Get away, dammit!” Rabbit shouted, and fired a warning burst right in front of the taxi’s front bumper, gesturing for them to back off. The taxi driver glared at them, but slowed and pulled away. Ahead, the lead Mamba was honking its horn constantly, but she couldn’t see at what. Then she saw the Mamba deliberately bump into the rear of a car in front of it and watched as the car pulled over to the side of the road to get out of the way.
Now she saw that one car after another was pulling over to the side of the highway to let their convoy by, the Iraqis in them watching them from the side of the road, their expressions unreadable.
They passed under another overpass, training their weapons up at it, and then another. There was a crater in the road from a past IED explosion and the convoy slowed to go around it.
Suddenly a woman in a black
abaya
with two little boys appeared on the side of the highway ahead of them, near the wreckage of a car that hadn’t been cleared away yet. She was holding a basket. They were in Carrie’s field of fire.
“Two o’clock! Woman with a basket and children!” she called out. The woman beckoned at them, holding the basket toward them. My God! she thought. Was there an IED in the basket? She didn’t know what to do.
“Don’t fire yet,” Rabbit shouted as they trained their weapons on the woman and the two children. What is going on here? Carrie thought. What are we doing?
“
Balah!
” the woman cried, waving at them as they slowed to go around the wrecked car.
“Wait!” Carrie cried. “She’s selling dates!”
“Don’t shoot!” Rabbit shouted.
Carrie moved her finger away from the trigger. As they passed, the smaller of the boys waved at them. This place is surreal, she thought, her heart beating like a snare drum.
They slowed again at a highway checkpoint formed by APCs and manned by Iraqi Army soldiers watched over by a pair of U.S. Marines. The Iraqi soldiers waved them through with hardly a glance and they sped up again. A highway sign read, “Qadisaya Expressway.”
Suddenly, she heard an incredibly loud explosion and saw a massive orange fireball blossom a few hundred yards ahead of them. A blast of heat and a whiff of explosive came back at them like a hot wind.
“Shit,” Rabbit murmured.
“What is it?” Carrie asked.
“Convoy ahead of us,” he muttered through clenched teeth.
A minute later, they had to slow to drive around the shattered hulk of an SUV exactly like theirs, completely engulfed in flames, emitting a thick, acrid column of black smoke hundreds of feet into the air. Next to it was the smoldering hulk of another destroyed vehicle, nothing left of it but the chassis. Car bomb, Carrie thought automatically as they maneuvered past. She could feel the heat of the flames on her skin. The air was thick with smoke and the smell of explosive.

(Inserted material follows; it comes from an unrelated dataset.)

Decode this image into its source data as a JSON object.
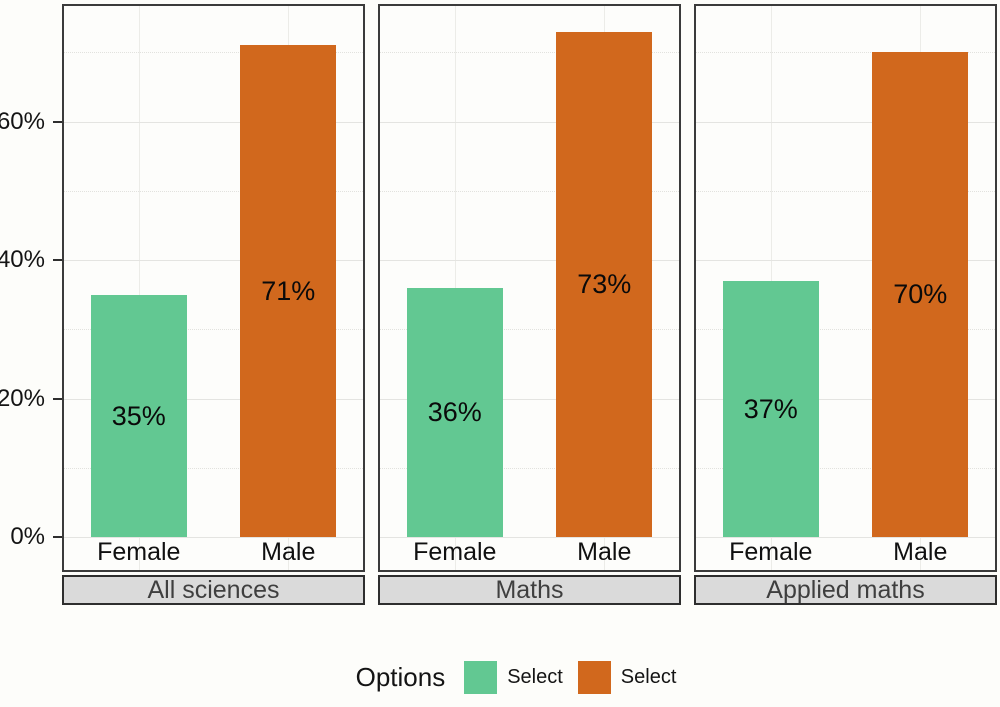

Because of the flames, she couldn’t see anyone inside, but there was a man’s arm lying yards away on the highway. They were going to drive right past it, maybe over it. Nauseous, she forced herself to swallow to keep from throwing up. As they drove by, she couldn’t take her eyes off the severed arm. It lay there, palm up, the fingers perfect, untouched, even relaxed looking. Two Blackwater men were carrying a third man, his upper body drenched in blood. They brought him to an SUV stopped in the middle of the highway, its door open.
It must’ve just happened, she thought, sickened and suddenly reminded of the way it had been for her in Iraq before, that this place was for real; she could die any second. She was suddenly terrified. And yet, she felt more alive than she had ever felt in her life. Each pore of her skin was like a receptor sensing every atom in the air around her.
This is like one of my flights, she thought. This was true insanity. And yet. And yet. This was who she truly was.
As they started to speed up, the M240 and the M4s from the right side of the Mamba in front of them opened up. Everyone on the right side of the Mamba, her side, was shooting. Following the flight of the machine gun’s tracers, it looked like they were firing at the roof of a sandstone-colored building about a hundred meters from the highway. God, she thought, seeing a flash of fire from there. Someone was shooting at them.